News / Internasional
Senin, 27 Juli 2026 | 10:22 WIB
PM Israel Benjamin Netanyahu [ANTARA]
Baca 10 detik
  • Benjamin Netanyahu menegaskan tetap menghadiri Sidang Umum PBB di New York tanpa rasa takut.

  • Wali Kota Zohran Mamdani mengkaji langkah hukum untuk menangkap Netanyahu berdasarkan penetapan status ICC.

  • ICC telah menetapkan Netanyahu bertanggung jawab atas dugaan kejahatan perang di Jalur Gaza.

Suara.com - Perdana Menteri Israel Benjamin Netanyahu bersikeras bakal melenggang ke New York demi menghadiri agenda tahunan Sidang Umum PBB. Pemimpin zionis tersebut mengeklaim sama sekali tidak gentar terhadap gertakan penangkapan yang diwacanakan otoritas setempat.

Langkah nekat ini memicu konfrontasi terbuka antara pemerintah Israel dan otoritas Kota New York. Pertemuan tingkat tinggi dunia tersebut kini dibayangi ketegangan hukum internasional yang makin memanas.

Meski bayang-bayang penahanan membentang di depan mata, Netanyahu menegaskan tidak akan mengubah jadwal diplomatiknya.

Menteri Keamanan Nasional Israel Itamar Ben-Gvir melakukan tindakan provokasi dengan memasuki kompleks Masjid Al-Aqsa di Yerusalem Timur. [Tangkap layar X]

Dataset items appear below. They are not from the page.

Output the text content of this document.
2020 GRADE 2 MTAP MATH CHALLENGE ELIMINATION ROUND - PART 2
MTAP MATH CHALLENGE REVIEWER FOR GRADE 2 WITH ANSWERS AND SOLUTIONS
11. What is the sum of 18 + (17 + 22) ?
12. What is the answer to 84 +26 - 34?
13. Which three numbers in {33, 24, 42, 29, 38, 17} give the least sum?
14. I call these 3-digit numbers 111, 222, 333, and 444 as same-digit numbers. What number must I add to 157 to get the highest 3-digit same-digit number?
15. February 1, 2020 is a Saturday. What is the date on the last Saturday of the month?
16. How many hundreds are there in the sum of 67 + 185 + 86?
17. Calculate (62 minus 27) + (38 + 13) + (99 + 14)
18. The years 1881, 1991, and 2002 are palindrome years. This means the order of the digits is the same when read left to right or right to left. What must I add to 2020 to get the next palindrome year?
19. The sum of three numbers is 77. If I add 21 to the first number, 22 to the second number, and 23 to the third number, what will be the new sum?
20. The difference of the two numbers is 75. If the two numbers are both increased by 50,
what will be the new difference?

"Tidak, saya tidak khawatir tentang apa pun," kata Netanyahu dilansir Anadolu Agency, Senin (27/7/2026).

Eskalasi diplomatik ini mencapai puncaknya setelah kepemimpinan Kota New York secara terbuka mengkaji celah hukum untuk menciduk Netanyahu. Otoritas Balai Kota menegaskan bahwa status buron internasional sang PM tidak bisa diabaikan begitu saja.

Langkah hukum tersebut diprakarsai langsung oleh Wali Kota New York, Zohran Mamdani. Ia memobilisasi tim hukum pemerintahannya untuk membedah kewenangan penangkapan terhadap pemimpin Israel tersebut.

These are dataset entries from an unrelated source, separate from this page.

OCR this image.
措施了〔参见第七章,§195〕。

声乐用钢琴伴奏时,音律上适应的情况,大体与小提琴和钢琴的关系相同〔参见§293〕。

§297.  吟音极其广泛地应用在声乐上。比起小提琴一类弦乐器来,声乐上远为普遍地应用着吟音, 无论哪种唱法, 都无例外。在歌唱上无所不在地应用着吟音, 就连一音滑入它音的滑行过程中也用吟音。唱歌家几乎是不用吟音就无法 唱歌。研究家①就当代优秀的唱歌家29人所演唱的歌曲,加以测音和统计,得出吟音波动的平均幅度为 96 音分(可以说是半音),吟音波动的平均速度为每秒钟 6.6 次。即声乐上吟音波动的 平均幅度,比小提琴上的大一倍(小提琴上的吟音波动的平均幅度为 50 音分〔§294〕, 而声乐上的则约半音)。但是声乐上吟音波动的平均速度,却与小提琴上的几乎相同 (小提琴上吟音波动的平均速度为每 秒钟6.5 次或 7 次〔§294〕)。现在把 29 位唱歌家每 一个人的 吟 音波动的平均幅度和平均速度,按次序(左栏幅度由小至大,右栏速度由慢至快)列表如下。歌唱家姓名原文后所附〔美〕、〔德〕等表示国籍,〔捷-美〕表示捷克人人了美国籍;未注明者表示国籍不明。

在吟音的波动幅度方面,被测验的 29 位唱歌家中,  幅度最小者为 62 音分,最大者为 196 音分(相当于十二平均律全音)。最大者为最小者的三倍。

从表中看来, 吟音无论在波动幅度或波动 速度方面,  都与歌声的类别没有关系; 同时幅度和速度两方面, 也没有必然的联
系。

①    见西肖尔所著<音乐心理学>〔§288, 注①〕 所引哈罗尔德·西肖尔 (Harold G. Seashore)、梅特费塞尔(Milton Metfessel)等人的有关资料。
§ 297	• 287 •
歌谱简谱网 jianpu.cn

Mamdani secara terbuka menyoroti status hukum Netanyahu yang telah disangkakan melakukan kejahatan serius di Palestina. Ia menilai New York tidak boleh menjadi tempat aman bagi pihak yang berurusan dengan hukum internasional.

"Saya meyakini bahwa Perdana Menteri Netanyahu seharusnya diadili di Den Haag," kata Mamdani, merujuk pada kantor pusat ICC di Den Haag, Belanda.

Sikap keras Balai Kota New York berakar dari ketetapan lembaga peradilan global atas tindakan militer Israel. Rekam jejak agresi di kawasan konflik menjadi acuan utama munculnya desakan penahanan ini.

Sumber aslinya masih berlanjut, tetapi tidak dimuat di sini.